A hipertrofia muscular é um desejo que aumenta cada vez mais entre os adeptos de academias, mas hoje existem tratamentos para o crescimento do músculo, sem manifestar efeitos colaterais
Uma lei aprovada há três meses na Câmara de Vereadores de Curitiba e homologada pelo prefeito Luciano Ducci determina que as academias de ginásticas, os centros esportivos e os estabelecimentos comerciais de "nutrição esportiva" são obrigados a fixarem em local visível cartaz advertindo para os riscos do consumo de anabolizantes. O desrespeito à lei prevê multa no valor de R$ 5.300,00 e até recomendação para suspensão de alvará de funcionamento ou interdição provisória. A fiscalização e o controle sobre o cumprimento da lei cabe à Secretaria Municipal da Saúde, mas os estabelecimentos terão amplo direito a defesa, em processo administrativo.
No Brasil, apesar da proibição de venda, os esteróides são consumidos em larga escala. Os anabolizantes são substâncias sintéticas similares aos hormônios sexuais masculinos e promovem, portanto, aumento da massa muscular e o desenvolvimento de caracteres masculinizantes. O uso indiscriminado provoca 69 efeitos colaterais já documentados. Em garotos e homens existe a redução da produção de esperma, retração dos testículos, impotência sexual, dificuldade ou dor ao urinar e calvície. Também parada no crescimento de crianças, depressão, fadiga, insônia, diminuição da libido, dores de cabeça, dores musculares, problemas hepáticos, derrame cerebral e até câncer.
Segundo o autor da proposta, o vereador e presidente da Câmara João Cláudio Derosso, vem crescendo o número de consumidores da droga. "A busca de corpos esculpidos à base de remédio está levando jovens de aparência saudável ao vício muitas vezes sem volta", afirma. Segundo ele, não são apenas os atletas em busca de mais força, velocidade e resistência dos músculos que fazem consumo deste tipo de substância. "Homens, jovens e mulheres que querem apenas ganhar massa corporal em pouco tempo também se deixam seduzir pelos efeitos da droga. Muitas vezes, é o próprio instrutor que oferece as drogas aos alunos", pondera o vereador.
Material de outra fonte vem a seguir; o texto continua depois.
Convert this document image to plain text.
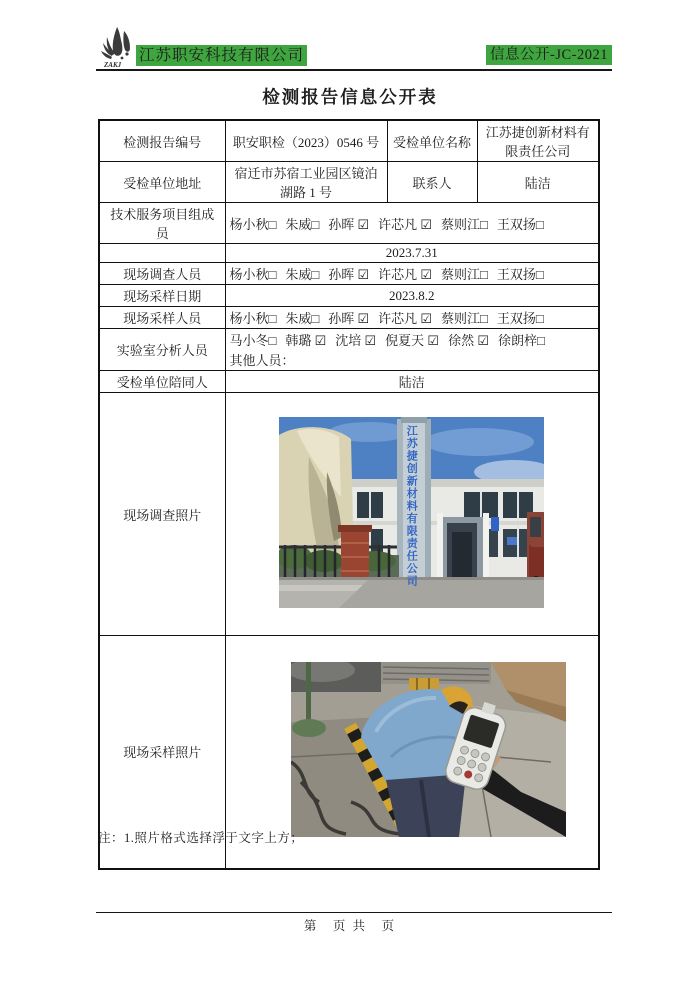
ZAKJ
江苏职安科技有限公司	信息公开-JC-2021
检测报告信息公开表
检测报告编号	职安职检（2023）0546 号	受检单位名称	江苏捷创新材料有限责任公司
受检单位地址	宿迁市苏宿工业园区镜泊湖路 1 号	联系人	陆洁
技术服务项目组成员	杨小秋□ 朱威□ 孙晖 ☑ 许芯凡 ☑ 蔡则江□ 王双扬□		
	2023.7.31		
现场调查人员	杨小秋□ 朱威□ 孙晖 ☑ 许芯凡 ☑ 蔡则江□ 王双扬□		
现场采样日期	2023.8.2		
现场采样人员	杨小秋□ 朱威□ 孙晖 ☑ 许芯凡 ☑ 蔡则江□ 王双扬□		
实验室分析人员	马小冬□ 韩璐 ☑ 沈培 ☑ 倪夏天 ☑ 徐然 ☑ 徐朗梓□
其他人员：		

受检单位陪同人	陆洁		
现场调查照片	江苏捷创新材料有限责任公司		

现场采样照片	
注：1.照片格式选择浮于文字上方；
第　页 共　页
A hipertrofia muscular é um desejo que aumenta cada vez mais entre os adeptos de academias, especialmente os mais jovens, que muitas vezes desconhecem a gravidade dos efeitos colaterais no uso destas substâncias, bem como os distúrbios psicológicos causados nos usuários. "As pessoas que usam anabolizantes ficam mais agressivas, tem alteração no desejo sexual, infertilidade e problemas de sono. São problemas que afetam diretamente o estado emocional e psicológico dos usuários. No caso das mulheres, outro fator que caracteriza o uso anabólico exagerado é o aparecimento de pelos", explica a médica Ulysséa Menezes da Costa Duarte, do Linnus Institute - Centro Avançado de Medicina Preventiva e Estética Médica.
Segundo a especialista, já é possível substituir os anabolizantes perigosos por aminoácidos que liberam o hormônio do crescimento produzido pela hipófise. Outras substâncias trabalham no objetivo de ajudar no crescimento do músculo, mas sem manifestar efeitos colaterais. Este tipo de tratamento, associado a exercícios físicos e uma alimentação adequada, é possível alcançar um ganho considerável e saudável de músculos. Mas para assegurar o desenvolvimento muscular saudável, de acordo com a especialista, é sempre necessário o acompanhamento médico.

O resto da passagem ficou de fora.